New year, same Michigan.

In one of the uglier games of an aesthetically unpleasant season, the Wolverines never managed to cobble together a coherent offense, and five-second half turnovers beget 23 unanswered points for South Carolina.

Quarterback Brandon Peters, playing behind a line down three starters by halftime, never looked comfortable. Factoring in two sacks, Peters averaged only 3.7 yards per dropback and missed a number of throws, including two late interceptions to seal the loss. Michigan fared little better on the ground, gaining all of 2.9 yards per carry.

While the Jim Harbaugh takes will reach a level of scorching usually reserved for large celestial bodies, it's fair to criticize the playcalling, which didn't do much to take the pressure off Peters or Don Brown's futilely amazing defense. No single call was responsible for the loss, but the third-and-short handoff to tight end Sean McKeon, fumbled for a South Carolina recovery, defied explanation until Harbaugh, taking responsibility, said after the game that Michigan had the wrong personnel on the field.


[Campredon]

That play was just one in a series of mistakes that turned a 19-3 second-half lead into a 26-19 loss. Karan Higdon fumbled inside the South Carolina five-yard line with the Wolverines leading 16-3 and poised to blow the game wide open. After Michigan added a field goal and SC responded their first touchdown drive, McKeon's fumble gave the Gamecocks the ball on the M 21; they needed one play to score again, with Jake Bentley's pass to Bryan Edwards cutting the lead to 19-16.

Michigan's ensuing drive went nowhere, and the defense—as we've seen too many times this year—cracked under the pressure of supporting an inept offense. Bentley improbably converted a third-and-17 on a jump ball to tight end Hayden Hurst; three plays later, Shi Smith beat Tyree Kinnel clean to the pylon for a 53-yard score.

The comedy of errors continued unabated.
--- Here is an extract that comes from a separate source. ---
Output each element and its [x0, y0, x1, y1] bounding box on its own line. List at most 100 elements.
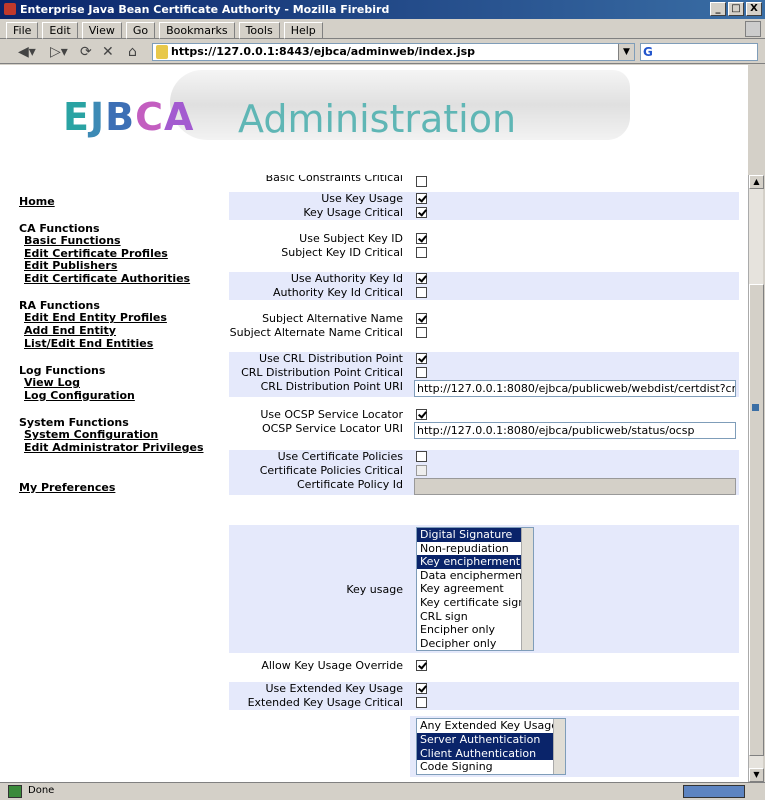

After driving Michigan 75 yards in seven plays, Peters committed a cardinal sin of quarterbacking, throwing under pressure across his body to get intercepted in the end zone. When the defense held, SC's punt clanged off Donovan Peoples-Jones's facemask, setting up the Gamecocks with the ball in the red zone, where they'd get a critical field goal to take a two-possession advantage.

Down to one timeout in the waning minutes, Harbaugh decided to go for it on fourth-and-ten deep in his own territory, but Peters's deep shot to Kekoa Crawford wasn't anywhere close to a completion. The defense gave Michigan one last chance, pushing SC back to force a missed field goal. Another interception by Peters, forcing it to a well-covered Crawford, ended it.

Fair or not, this will be a long offseason. The mitigating factors, or excuses, or whatever you care to call them, go away in 2018, when the program will be loaded with talent recruited by Harbaugh. They'll certainly look better than this. They'd better look a whole lot better.